Dr. Nirmalya Mohapatra, senior resident physician and vice president of the association, said: “There are many concerns because we do not have the same data for Kovaxin. We are healthcare professionals and we are worried that Covaxin may not protect us from another wave of infection because it is still being tested. So we just want to be given the opportunity to choose which vaccine we are given. “

Mohapatra said that without being offered a choice, it could lead to widespread refusal to accept the vaccine among doctors. Only 31 of the 100 health workers registered to receive the vaccine showed up at Ram Manohar Lohia Hospital on Saturday, partly due to technical difficulties, but also due to staff concerns that the hospital offered only Covaxin.

Bharat Biotech is also accused of ethical violations, as it is alleged that it tested Covaxin on people in the slums of Bhopal in Madhya Pradesh without them knowing it was a process. Seven people claimed to have been told they were receiving a vaccine to protect them from the virus and had received Rs 750 without knowing that it was an untested vaccine or that they might have received a placebo.

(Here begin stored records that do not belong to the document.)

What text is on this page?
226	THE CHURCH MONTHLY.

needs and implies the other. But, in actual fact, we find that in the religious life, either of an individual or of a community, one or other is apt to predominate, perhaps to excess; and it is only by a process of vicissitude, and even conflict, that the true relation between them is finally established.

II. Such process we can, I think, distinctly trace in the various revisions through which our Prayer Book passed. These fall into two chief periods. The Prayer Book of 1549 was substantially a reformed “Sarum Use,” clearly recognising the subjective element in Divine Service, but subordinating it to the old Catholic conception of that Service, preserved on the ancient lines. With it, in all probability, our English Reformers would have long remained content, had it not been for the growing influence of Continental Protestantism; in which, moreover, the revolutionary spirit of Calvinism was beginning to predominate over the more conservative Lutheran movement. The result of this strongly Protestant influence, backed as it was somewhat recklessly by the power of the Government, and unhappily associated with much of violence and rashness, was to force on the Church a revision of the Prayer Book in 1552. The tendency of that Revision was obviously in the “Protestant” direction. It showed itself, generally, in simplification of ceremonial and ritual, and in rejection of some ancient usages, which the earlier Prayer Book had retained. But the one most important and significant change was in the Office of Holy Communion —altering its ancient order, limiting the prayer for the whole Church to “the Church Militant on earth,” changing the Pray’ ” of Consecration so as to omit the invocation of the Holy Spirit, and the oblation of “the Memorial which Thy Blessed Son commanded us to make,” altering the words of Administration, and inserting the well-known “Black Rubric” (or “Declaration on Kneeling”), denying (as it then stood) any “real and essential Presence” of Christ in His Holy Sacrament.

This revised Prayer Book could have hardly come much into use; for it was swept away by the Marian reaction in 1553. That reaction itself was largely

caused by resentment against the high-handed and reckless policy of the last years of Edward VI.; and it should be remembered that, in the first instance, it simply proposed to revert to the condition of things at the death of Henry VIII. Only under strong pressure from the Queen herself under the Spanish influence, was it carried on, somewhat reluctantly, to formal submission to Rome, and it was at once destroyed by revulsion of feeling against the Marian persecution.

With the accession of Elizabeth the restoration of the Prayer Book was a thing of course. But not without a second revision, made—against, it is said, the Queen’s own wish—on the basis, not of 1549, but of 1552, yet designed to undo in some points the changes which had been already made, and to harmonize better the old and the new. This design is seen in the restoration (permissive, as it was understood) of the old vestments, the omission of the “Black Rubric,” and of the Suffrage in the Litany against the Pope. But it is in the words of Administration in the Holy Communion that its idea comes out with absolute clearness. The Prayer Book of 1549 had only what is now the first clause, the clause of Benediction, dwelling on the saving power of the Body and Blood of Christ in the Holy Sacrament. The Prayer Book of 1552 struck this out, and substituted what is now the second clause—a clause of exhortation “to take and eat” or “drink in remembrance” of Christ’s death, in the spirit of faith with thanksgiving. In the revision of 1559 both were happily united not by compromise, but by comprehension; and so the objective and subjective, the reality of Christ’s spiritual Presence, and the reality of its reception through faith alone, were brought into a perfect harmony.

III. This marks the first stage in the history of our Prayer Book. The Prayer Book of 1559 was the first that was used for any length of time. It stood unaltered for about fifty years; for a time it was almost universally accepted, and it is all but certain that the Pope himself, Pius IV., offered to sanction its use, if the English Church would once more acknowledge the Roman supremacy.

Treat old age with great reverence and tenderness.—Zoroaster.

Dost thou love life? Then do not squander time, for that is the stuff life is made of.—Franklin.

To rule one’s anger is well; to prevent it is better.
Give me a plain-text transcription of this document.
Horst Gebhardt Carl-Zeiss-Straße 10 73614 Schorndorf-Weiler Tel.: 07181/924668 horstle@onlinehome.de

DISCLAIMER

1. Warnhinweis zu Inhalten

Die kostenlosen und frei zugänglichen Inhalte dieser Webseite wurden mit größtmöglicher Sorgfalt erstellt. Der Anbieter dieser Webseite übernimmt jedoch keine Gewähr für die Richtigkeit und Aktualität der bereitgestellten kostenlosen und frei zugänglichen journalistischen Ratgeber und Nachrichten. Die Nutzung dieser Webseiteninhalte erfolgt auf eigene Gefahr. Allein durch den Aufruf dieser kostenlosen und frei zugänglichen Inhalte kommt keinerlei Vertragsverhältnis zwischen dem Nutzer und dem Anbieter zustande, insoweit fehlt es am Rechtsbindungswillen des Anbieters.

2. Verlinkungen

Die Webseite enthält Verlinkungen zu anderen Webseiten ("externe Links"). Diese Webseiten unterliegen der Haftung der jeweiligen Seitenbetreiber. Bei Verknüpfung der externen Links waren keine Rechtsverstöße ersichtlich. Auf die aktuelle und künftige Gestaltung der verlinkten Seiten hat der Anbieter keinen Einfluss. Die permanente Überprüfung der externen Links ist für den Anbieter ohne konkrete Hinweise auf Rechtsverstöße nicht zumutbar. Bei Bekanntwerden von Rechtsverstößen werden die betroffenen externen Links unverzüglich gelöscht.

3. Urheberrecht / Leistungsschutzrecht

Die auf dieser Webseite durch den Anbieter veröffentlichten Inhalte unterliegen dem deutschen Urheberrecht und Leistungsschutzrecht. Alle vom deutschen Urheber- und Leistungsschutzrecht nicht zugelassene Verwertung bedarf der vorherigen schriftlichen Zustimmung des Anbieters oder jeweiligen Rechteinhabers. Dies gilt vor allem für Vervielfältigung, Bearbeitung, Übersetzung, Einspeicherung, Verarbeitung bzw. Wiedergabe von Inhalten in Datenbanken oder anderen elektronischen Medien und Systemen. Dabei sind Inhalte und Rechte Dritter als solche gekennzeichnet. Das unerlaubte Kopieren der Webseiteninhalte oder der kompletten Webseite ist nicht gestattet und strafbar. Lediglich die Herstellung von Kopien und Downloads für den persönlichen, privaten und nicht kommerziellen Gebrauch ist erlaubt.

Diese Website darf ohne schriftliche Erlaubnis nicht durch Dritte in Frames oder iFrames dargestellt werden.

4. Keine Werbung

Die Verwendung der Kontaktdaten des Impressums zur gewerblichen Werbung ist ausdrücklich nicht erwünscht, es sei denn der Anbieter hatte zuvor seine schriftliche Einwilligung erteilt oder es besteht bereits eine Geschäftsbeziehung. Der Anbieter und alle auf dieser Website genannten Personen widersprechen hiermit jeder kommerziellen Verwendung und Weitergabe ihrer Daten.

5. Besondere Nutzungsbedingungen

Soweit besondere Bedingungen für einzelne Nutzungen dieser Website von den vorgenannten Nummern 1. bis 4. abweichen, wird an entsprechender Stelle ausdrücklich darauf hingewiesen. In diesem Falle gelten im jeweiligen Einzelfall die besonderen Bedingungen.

Medical workers are waiting to be vaccinated at a hospital in New Delhi
Medical workers are waiting to be vaccinated at a hospital in New Delhi. Photo: Jewel Samad / AFP / Getty Images

In a letter to the government, a number of health rights organizations, including the All India Drug Action Network, the Medical Ethics Society Forum and the People’s Health Movement India, called for a halt to the trial of Covaxin in Bhopal. “Evidence shows incitement, which is a violation of the principle of voluntary participation without incitement or coercion,” they said. “Many participants were misled into getting involved in the process, and their vulnerabilities were affected.”

Bharat Biotech denied any ethical violations and stated that the trial fully complied with “the guidelines for good clinical practice and all regulatory provisions applicable to the conduct of clinical trials in India”.

The Covaxin questions also did not help the government’s desperate attempts to counter the misinformation and false rumors about vaccines circulating on WhatsApp and inciting hesitation. On Wednesday, Delhi’s chief minister, Arvind Keirival, urged people to remain vigilant against vaccine misinformation.

At a spinal injury center in New Delhi, Dr. Kali Data Das, a surgeon, said some fake rumors on WhatsApp about the vaccine caused excitement at the last minute on Saturday. However, he remained optimistic. “Today we vaccinated 100 employees and it was a very positive mood because people felt that there was finally a solution for Covid-19,” Das said.